Die Hersteller rufen nach Angaben von Bosch zum Beispiel deutlich weniger Teile für E-Autos ab, was in Hildesheim zu Personalüberhängen führt. Außerdem entwickle sich der Markt für Zukunftstechnologie anders als von Bosch erwartet: Fahrerassistenzsystemen und Lösungen zum automatisierten Fahren würden nicht so nachgefragt, wie prognostiziert. Aktuell würden viele derartige Projekte seitens der Hersteller zurückgestellt oder aufgegeben, hieß es.

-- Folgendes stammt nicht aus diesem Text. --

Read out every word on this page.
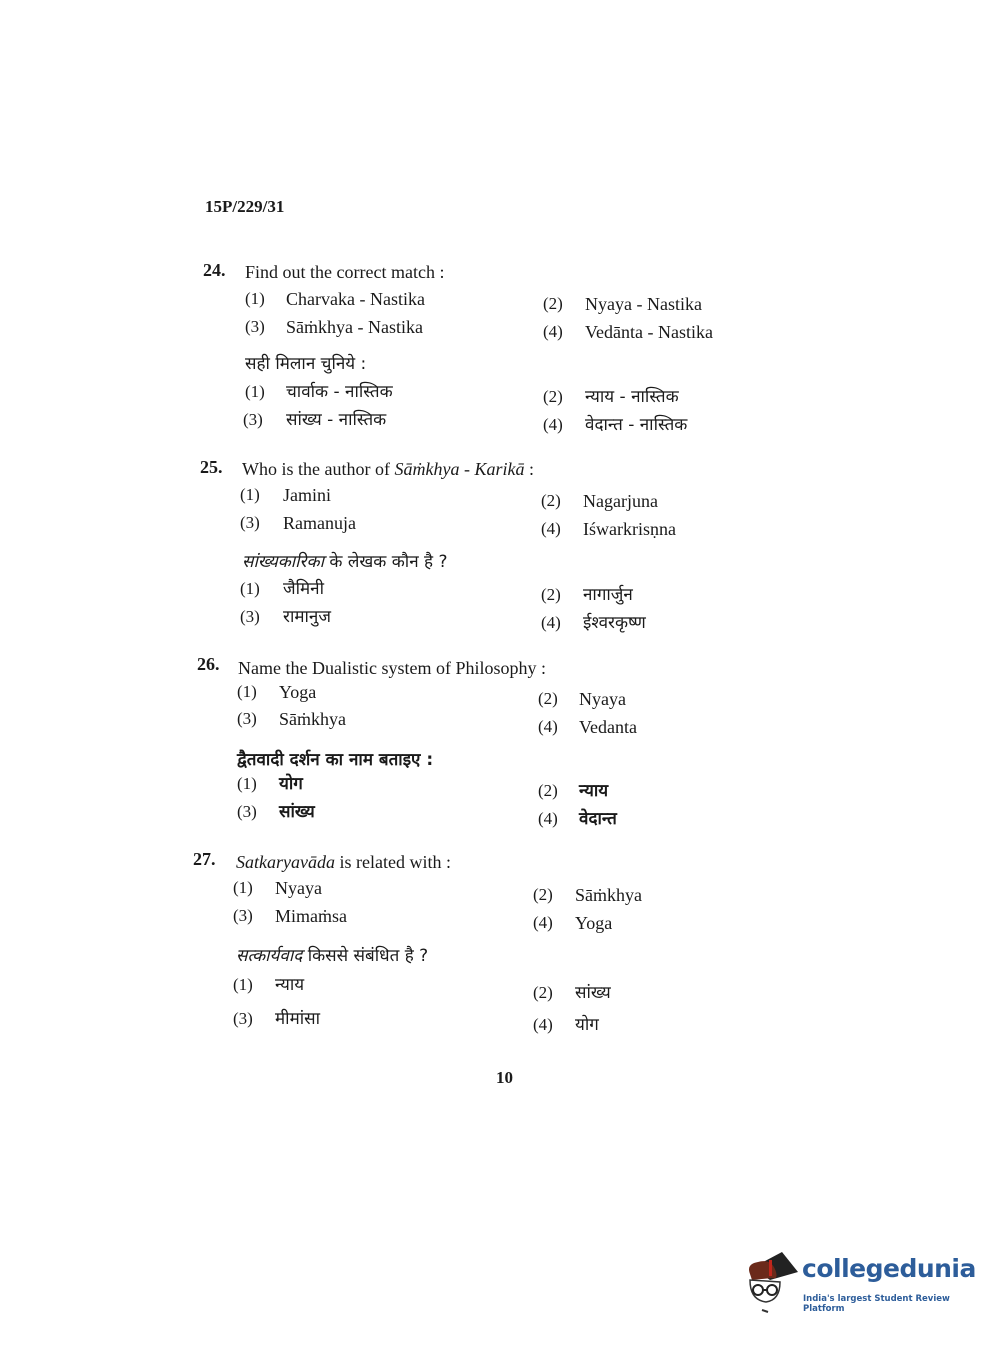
15P/229/31
24. Find out the correct match :
(1) Charvaka - Nastika	(2) Nyaya - Nastika
(3) Sāṁkhya - Nastika	(4) Vedānta - Nastika
सही मिलान चुनिये :
(1) चार्वाक - नास्तिक	(2) न्याय - नास्तिक
(3) सांख्य - नास्तिक	(4) वेदान्त - नास्तिक
25. Who is the author of Sāṁkhya - Karikā :
(1) Jamini	(2) Nagarjuna
(3) Ramanuja	(4) Iśwarkrisṇna
सांख्यकारिका के लेखक कौन है ?
(1) जैमिनी	(2) नागार्जुन
(3) रामानुज	(4) ईश्वरकृष्ण
26. Name the Dualistic system of Philosophy :
(1) Yoga	(2) Nyaya
(3) Sāṁkhya	(4) Vedanta
द्वैतवादी दर्शन का नाम बताइए :
(1) योग	(2) न्याय
(3) सांख्य	(4) वेदान्त
27. Satkaryavāda is related with :
(1) Nyaya	(2) Sāṁkhya
(3) Mimaṁsa	(4) Yoga
सत्कार्यवाद किससे संबंधित है ?
(1) न्याय	(2) सांख्य
(3) मीमांसा	(4) योग
10
collegedunia
India's largest Student Review Platform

In der Lenkungssparte macht Bosch demnach der verschärfte Wettbewerb zu schaffen. Als Reaktion plane man, Funktionen zu bündeln und Kosten zu senken. Dazu sollen auch bestehende Werke im Ausland mit anderen Kostenstrukturen besser ausgelastet werden, um die Lenksysteme zu wettbewerbsfähigen Preisen international anbieten zu können.

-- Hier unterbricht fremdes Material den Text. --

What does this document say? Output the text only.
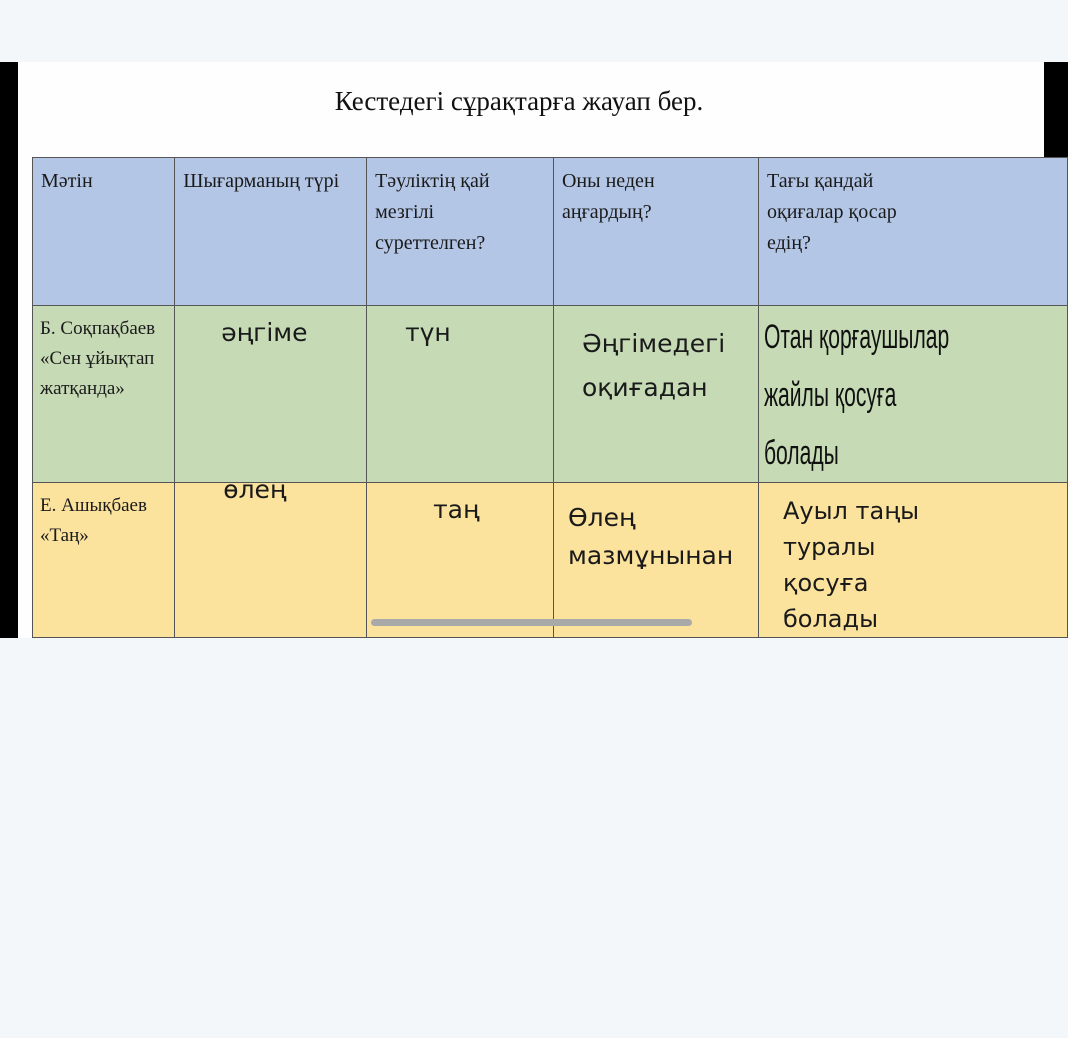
Кестедегі сұрақтарға жауап бер.
Мәтін	Шығарманың түрі	Тәуліктің қай мезгілі суреттелген?	Оны неден аңғардың?	Тағы қандай оқиғалар қосар едің?

Б. Соқпақбаев «Сен ұйықтап жатқанда»	әңгіме	түн	Әңгімедегі оқиғадан	Отан қорғаушылар жайлы қосуға болады

Е. Ашықбаев «Таң»	өлең	таң	Өлең мазмұнынан	Ауыл таңы туралы қосуға болады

Betriebsratschef: Ankündigung ist „Schlag ins Gesicht“
Scharfe Kritik an den Plänen kam von den Arbeitnehmervertretern. „Die Ankündigung des Unternehmens, Personal in diesem Ausmaß zu reduzieren, ist für die Mitarbeiter ein Schlag ins Gesicht“, teilte der Betriebsratschef der Zuliefersparte, Frank Sell, mit. Bereits im Mai sei in vier verschiedenen Geschäftsbereichen ein Personalabbau von insgesamt rund 2200 Stellen vereinbart worden. Der zusätzliche Personalabbau innerhalb kurzer Zeit lasse das Vertrauen in die Geschäftsführung schwinden und führe zu großer Verunsicherung.
Bosch kürzte in vergangenen Monaten auch bei zahlreichen Mitarbeitern die Arbeitszeit – und das Gehalt entsprechend. „Durch den einseitigen Eingriff des Unternehmens in das Entgelt der Beschäftigten haben wir zudem einen neuen Tiefpunkt unserer Zusammenarbeit mit der Geschäftsführung erreicht“, teilte Sell weiter mit. Damit werde der soziale Frieden im Unternehmen aufs Spiel gesetzt. „Wir werden unseren Widerstand zu diesen Plänen nun auf allen Ebenen organisieren.“
Seit einem guten Jahr waren mehrfach Pläne des Technologiekonzerns bekannt geworden, weltweit Stellen zu streichen. Insgesamt geht es um mehr als 7000 Jobs. Betroffen sind zu einem großen Teil deutsche Standorte – unter anderem in Bereichen der Autozuliefersparte, aber auch in der Werkzeugsparte und bei der Hausgeräte-Tochter BSH.
Im Frühjahr hatten Tausende Bosch-Beschäftigte bundesweit gegen den geplanten Abbau protestiert. Allein vor die Konzernzentrale auf der Gerlinger Schillerhöhe bei Stuttgart waren damals mehr als 10.000 Menschen gekommen. Auch an anderen Standorten gab es große Proteste mit rund 15.000 Teilnehmern.
Die Autoindustrie steckt angesichts schwacher Konjunktur in der Krise und leidet unter der schwachen Nachfrage vor allem nach E-Autos. Ford will bis 2027 in Deutschland 2900 Stellen streichen. Im komplett auf Elektro umgestellten Werk in Köln, wo bereits Kurzarbeit gilt, soll jeder vierte Job wegfallen. Bei Volkswagen stehen Lohnkürzungen, Werksschließungen und ein Stellenabbau im Raum, laut Betriebsrat sind drei Werke und Zehntausende Jobs bedroht. Mit Warnstreiks will die IG Metall dagegen mobil machen. Auch die Zulieferer ZF, Continental und Schaeffler wollen Tausende Stellen abbauen.